Written by Margaret Briffa | June 10, 2020

Trade Marks

It was inevitable really. In the midst of a tragedy and subsequent worldwide public outcry for an end to prejudice, inequality and injustice, someone has sought to benefit commercially from the situation. Stand up Mr Georgious Demitriou who through his company Licensed to Thrill has applied to register the trade marks: Black Lives Matter and I Can’t Breathe. Filed on 6 June, the Black Lives Matter application seeks to secure rights in the mark for clothing and the I Can’t Breathe application for jewellery, wrist band, clothing and charity events. 

The United States Patent and Trade Mark office rejected an application for ‘I Can’t Breathe’ filed in 2015 following the protests after the death of Eric Gardner in New York who died after being restrained and killed in a similar way to George Floyd. 
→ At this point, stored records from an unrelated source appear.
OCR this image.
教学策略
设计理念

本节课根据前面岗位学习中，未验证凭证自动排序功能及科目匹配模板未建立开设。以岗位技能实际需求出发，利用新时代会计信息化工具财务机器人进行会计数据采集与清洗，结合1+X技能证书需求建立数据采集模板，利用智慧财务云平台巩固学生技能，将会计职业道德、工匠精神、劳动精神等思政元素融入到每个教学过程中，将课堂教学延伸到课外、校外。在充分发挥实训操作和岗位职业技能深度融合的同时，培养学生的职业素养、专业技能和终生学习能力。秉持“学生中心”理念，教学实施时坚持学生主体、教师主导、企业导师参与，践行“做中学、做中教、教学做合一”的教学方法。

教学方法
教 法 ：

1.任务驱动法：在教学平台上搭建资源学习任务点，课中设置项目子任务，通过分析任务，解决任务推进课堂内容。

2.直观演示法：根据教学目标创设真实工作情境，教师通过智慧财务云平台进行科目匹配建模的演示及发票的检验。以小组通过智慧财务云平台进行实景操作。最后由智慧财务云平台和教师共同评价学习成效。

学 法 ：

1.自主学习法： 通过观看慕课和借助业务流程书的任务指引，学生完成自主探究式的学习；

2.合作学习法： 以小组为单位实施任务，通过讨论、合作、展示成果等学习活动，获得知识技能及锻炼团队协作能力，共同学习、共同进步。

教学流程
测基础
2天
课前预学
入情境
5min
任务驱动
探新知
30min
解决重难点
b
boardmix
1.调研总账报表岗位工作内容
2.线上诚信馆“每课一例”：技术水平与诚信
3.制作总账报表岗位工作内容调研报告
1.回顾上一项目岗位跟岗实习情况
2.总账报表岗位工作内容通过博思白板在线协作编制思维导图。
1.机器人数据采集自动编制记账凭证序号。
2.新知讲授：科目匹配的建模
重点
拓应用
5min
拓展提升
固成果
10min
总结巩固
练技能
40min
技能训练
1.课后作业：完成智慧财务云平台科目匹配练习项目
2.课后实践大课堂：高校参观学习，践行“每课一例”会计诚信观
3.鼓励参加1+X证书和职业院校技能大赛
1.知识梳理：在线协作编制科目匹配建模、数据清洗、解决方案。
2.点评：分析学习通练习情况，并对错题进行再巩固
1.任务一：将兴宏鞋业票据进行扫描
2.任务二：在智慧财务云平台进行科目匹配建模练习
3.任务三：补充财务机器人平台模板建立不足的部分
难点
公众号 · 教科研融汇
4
Hopefully the UK Intellectual Property Office (UKIPO) will reject these applications. Certainly they would a have legitimate reason to do so. Both applications are for non-distinctive terms which describe a social movement and should be free for all to use. They are not perceived by the public as signifying a brand and hopefully the UKIPO will not grant monopoly rights in the use of the terms. 

If they do slip through, good luck to Mr Demitriou should he try to enforce the trade marks against anyone using them. He may well face an action for invalidity on the basis that the marks should not have been granted in the first place to say nothing of the negative publicity he is bringing on himself. 

Let’s be vocal about those who seek to abuse the trade mark system and help stamp out this sort of behaviour.